Coconuts Chats to: ‘The Expat’ author Chris Pavone

Not so long ago, author Chris Pavone found himself in, of all places, Luxembourg. His wife was offered a job there, so the former book editor essentially became a house husband, taking care of their young children. In his spare time, he wrote at a local café. Over many drafts, his writing gradually morphed into the thrilling spy debut now known as The Expats.

The book garnered a slew of good reviews, including a write-up in the New York Times, and eventually won both the Edgar and Anthony awards for best first novel. Subsequently, it was optioned for the screen, and has now been translated into more than a dozen languages.

In the interim, Pavone moved back to his native New York and has just released his second well-received thriller The Accident. Just before his arrival at the 14th annual Hong Kong Literary Festival, Pavone talked to Coconuts about his newfound writing success.

You’re coming to Hong Kong for the Hong Kong International Literary Festival. Do you have any expectations? 

I’ve never before been to Hong Kong, so I’m very much looking forward to this trip, though not to the flight from New York! I’m not sure what to expect out of Hong Kong, but I imagine it’s a vibrant, exciting city, and I’m excited to explore it.

Your café writing in Luxembourg eventually morphed into a full-fledged novel. It seems as though it would take a lot of time and effort to think through all the twists in the novel.

I’d been fiddling around with the story for a couple of months before I decided to turn it into a thriller, at which point I stopped writing and started outlining – figuring out what was going happen, to whom, when, why.

The plot evolved into something very complicated, with all the major characters lying to one another about extremely important things. Then during the revision process, the plot got even more complicated, and in the end I spent more time revising than I had writing the first draft. Complicated plots make for complicated writing. At least for me.

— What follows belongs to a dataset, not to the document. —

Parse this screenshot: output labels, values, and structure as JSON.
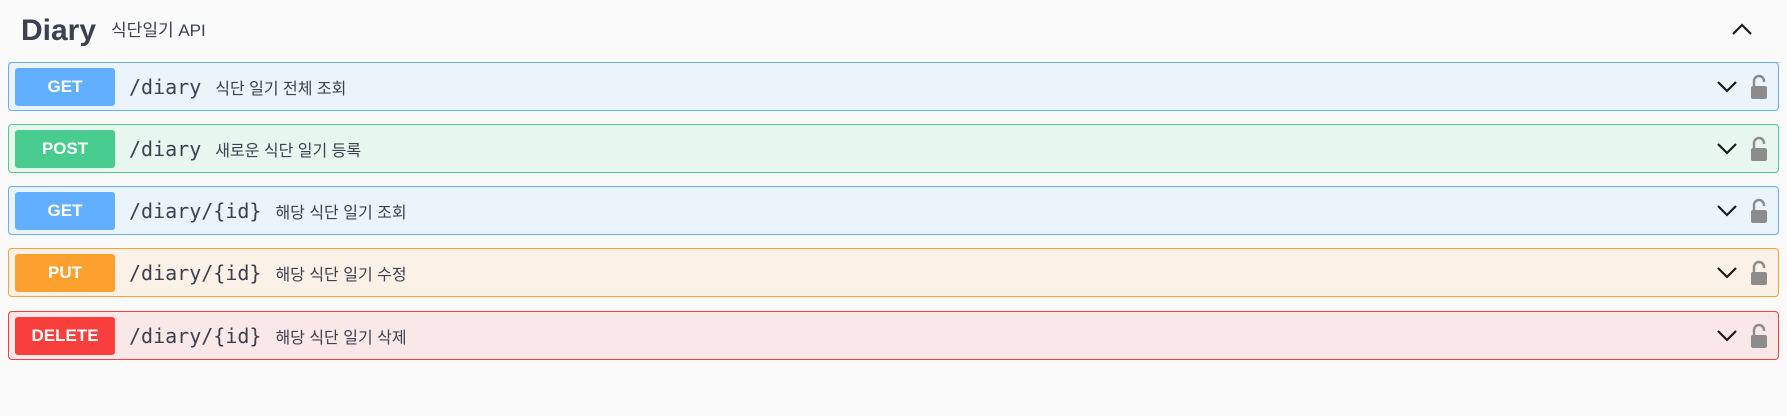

Why did you decide to base the story around Kate Moore, a woman? What made you want to take that perspective?

The Expats is a story about someone who sets aside a career to follow a spouse’s job abroad, to stay at home with children, to make a new home abroad. That’s what I did. I did it as a man, but nearly all the other expats having the same experience in Luxembourg were women.

I wanted to write from a perspective that would be easy for readers to relate to, and I thought that would be best accomplished with a female protagonist, creating a situation in which any reader could imagine himself or herself playing one role or another.

A male protagonist would’ve made that much more difficult, and it would have been a different type of story, a less relatable story about themes that were not as familiar to most readers. I didn’t want to fight that type of uphill battle.

How difficult was it getting the book from the finished manuscript stage to publication?

My journey was a lot less difficult than many first-time novelists’, because I had friends within the publishing industry who were willing to read my work and help me improve it. But on the other hand, when my agent submitted the manuscript to publishers, nearly everyone we sent it to was someone I knew. This is sort of like being compelled to ask out everyone in your class on a date, one after another, in public. The discomfort and the potential for humiliation were immense.

What about your latest novel? Was it easier the second time? Do you feel your writing is improving?

The Accident is a much more thrilling thriller than The Expats – the peril is clearer, earlier, and the tension is higher throughout. And while writing this second book, I think I made fewer large writing mistakes – characters who didn’t belong, plot tendrils that would end up needing to be deleted, et cetera, of which there were a lot in the drafting of The Expats. So my process has gotten more efficient, which is one way of saying better.

Did you find it hard to move back to the US after all that time spent in Europe?

I probably would have found it hard if I’d moved to [anywhere else in] the US, but I came home to New York, which I think is very different, more like a European city than an American one. It’s also where I’m from, where I lived for nearly my entire life. So no, it wasn’t difficult for me when we arrived back in New York. But it was a bit hard to leave Luxembourg. It’s hard to leave anywhere, isn’t it?